第四話 湊に咲いた火の花
永禄十二年(1569年)盛夏。
日向国、飫肥。
戦乱を経て、ついに伊東氏の手に戻った飫肥城。
その城主として任命された虎熊丸は、十歳を迎えていた。
城の政務に追われる日々の中、ある報せがもたらされた。
「湊町にて、今年も火祭りが催されるとのこと。殿下にもぜひと、町衆から……」
家臣・伊東祐安が申し出た。
「火祭り……」
虎熊丸の眼がわずかに揺れる。
それは、戦ではなく平和を寿ぐ祭り。
飫肥の民が自らの手で築いてきた、年に一度の大行事だった。
「出よう。城主として、民の顔を見ておきたい」
祐安が深く頷く。
祭りの夜、飫肥の湊町は熱気に包まれていた。
幾百の松明が海風に揺れ、屋台が並び、太鼓と笛の音が波音に混ざり響く。
「殿下、お足元を」
家臣の米良重方に導かれ、虎熊丸は町の通りを歩いた。
民の顔に笑みがある。裸足の子らが火の輪を跳ね、酒を酌み交わす男たち、手を合わせ祈る老女。
──これが、守るべきもの。
虎熊丸はふと立ち止まり、火の粉の舞う夜空を見上げた。
「これが花火……まるで、天が開けたようだ」
その言葉に、側近の落合兼置が微笑を浮かべる。
「殿下。火祭りには、民の願いが宿ります。様々な願いが」
虎熊丸は黙って、民の輪の中へと一歩踏み出した。
驚きと尊敬が交じる視線が、あちこちから注がれる。
「おい、殿下だ……」
ささやきが広がる中、虎熊丸は火鉢のそばにいた老婆の傍らに膝をついた。
「この火は……何を祈っておられるのですか」
老婆は目を細めた。
「家内安全じゃ。火は、命のもと……殿下がおられてこそ、こうして祭りができる」
「……わたしは、まだ何もしておりません」
「されると、皆が信じておられます」
虎熊丸はその言葉に、言いようのない温もりを覚えた。
手のひらに感じる火の熱、焦げる薪の匂い、空を裂くように打ち上がる火花。
──守るのだ、この地と、人々を。
◇
夜更け。
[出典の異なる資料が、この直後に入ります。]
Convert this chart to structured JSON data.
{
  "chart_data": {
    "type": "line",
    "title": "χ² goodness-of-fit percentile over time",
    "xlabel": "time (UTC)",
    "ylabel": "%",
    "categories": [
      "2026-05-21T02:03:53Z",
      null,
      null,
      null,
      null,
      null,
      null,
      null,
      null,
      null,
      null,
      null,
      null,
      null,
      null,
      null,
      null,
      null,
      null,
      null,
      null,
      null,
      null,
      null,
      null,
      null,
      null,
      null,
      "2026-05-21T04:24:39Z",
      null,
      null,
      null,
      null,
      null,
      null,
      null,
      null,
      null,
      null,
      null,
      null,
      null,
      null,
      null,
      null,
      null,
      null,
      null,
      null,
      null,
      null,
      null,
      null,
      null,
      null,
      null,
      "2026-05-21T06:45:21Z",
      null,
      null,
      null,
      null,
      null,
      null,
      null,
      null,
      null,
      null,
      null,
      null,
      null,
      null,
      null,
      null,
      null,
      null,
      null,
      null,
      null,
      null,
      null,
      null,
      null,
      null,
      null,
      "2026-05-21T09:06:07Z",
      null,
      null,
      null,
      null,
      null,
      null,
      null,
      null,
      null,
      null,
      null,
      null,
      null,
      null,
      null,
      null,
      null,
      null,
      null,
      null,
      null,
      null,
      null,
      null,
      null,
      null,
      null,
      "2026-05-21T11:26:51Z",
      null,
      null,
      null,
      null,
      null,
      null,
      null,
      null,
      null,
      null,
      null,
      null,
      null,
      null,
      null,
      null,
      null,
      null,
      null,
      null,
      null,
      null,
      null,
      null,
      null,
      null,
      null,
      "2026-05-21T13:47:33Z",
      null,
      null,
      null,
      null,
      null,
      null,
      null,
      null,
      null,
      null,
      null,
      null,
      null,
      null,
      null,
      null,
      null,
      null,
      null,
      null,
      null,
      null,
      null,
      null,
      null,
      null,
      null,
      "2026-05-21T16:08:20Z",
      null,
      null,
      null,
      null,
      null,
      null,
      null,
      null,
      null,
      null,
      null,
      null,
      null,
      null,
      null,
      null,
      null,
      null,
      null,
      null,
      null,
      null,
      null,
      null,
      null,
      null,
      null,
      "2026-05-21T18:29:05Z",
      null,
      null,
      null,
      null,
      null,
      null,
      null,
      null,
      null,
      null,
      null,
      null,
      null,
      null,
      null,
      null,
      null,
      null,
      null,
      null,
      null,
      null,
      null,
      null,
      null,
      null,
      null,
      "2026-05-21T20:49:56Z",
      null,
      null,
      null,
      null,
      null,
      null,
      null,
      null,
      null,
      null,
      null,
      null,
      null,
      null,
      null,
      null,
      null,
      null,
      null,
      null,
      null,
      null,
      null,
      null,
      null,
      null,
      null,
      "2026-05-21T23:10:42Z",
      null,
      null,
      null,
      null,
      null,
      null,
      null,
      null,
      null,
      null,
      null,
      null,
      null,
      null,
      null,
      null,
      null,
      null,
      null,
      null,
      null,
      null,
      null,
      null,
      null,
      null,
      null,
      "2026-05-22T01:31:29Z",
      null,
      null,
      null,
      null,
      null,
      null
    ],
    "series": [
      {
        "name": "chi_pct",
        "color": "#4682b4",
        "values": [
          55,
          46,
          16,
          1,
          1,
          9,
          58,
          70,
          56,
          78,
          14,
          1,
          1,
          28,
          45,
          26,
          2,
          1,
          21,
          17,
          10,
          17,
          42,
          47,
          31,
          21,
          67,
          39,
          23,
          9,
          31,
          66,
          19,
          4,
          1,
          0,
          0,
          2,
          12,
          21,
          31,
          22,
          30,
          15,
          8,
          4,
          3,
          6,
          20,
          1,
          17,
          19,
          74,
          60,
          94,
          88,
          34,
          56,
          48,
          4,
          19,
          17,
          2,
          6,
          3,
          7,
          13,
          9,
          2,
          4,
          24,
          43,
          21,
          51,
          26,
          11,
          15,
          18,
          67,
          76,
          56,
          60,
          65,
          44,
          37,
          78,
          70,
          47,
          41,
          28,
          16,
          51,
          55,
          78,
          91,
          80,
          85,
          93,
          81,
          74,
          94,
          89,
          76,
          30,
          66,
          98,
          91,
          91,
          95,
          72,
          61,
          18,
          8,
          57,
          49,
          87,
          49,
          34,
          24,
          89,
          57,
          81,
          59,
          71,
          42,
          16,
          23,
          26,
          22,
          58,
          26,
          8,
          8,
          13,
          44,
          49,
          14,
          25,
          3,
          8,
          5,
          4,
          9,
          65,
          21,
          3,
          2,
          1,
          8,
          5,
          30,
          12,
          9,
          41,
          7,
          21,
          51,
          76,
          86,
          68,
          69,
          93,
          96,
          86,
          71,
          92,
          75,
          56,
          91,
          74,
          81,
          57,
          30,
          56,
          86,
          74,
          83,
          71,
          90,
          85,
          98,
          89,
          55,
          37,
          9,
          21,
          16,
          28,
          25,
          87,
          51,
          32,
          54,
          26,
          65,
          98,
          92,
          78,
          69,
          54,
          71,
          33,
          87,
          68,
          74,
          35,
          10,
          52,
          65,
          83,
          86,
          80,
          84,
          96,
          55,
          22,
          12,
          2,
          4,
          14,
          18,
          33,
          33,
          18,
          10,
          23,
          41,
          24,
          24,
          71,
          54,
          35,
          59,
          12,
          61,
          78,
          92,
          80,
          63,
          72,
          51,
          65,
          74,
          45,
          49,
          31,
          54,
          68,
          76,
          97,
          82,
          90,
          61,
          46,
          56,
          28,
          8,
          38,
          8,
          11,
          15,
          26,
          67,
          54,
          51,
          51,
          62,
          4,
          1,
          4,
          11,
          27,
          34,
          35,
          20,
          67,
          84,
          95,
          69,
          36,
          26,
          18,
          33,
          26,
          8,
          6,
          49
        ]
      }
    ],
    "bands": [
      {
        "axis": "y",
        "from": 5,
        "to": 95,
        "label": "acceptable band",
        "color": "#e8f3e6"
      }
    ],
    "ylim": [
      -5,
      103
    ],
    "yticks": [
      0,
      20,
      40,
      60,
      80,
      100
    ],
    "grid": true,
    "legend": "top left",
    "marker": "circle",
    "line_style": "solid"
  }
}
城へ戻った虎熊丸は、父・伊東義祐と向かい合っていた。
「……火祭りに行ったそうだな」
義祐の声は穏やかだった。
「はい。わたしは、この目で見てきました。飫肥の地に生きる人々の願いを」
「どう感じた」
「恐れも、希望も、すべて火の中にありました」
義祐は静かに頷いた。
「政とは、火を扱うがごとし。熱くあれ、だが、燃やしすぎてはならぬ」
「はい。……父上、わたしは飫肥を守ります。この命に代えても」
「うむ」
しばし沈黙が流れた。
「その覚悟を、忘れるでないぞ」
「忘れませぬ」
火の残り香が、まだ衣に染みついていた。
──こうして虎熊丸は、政務という新たな戦場へと足を踏み入れた。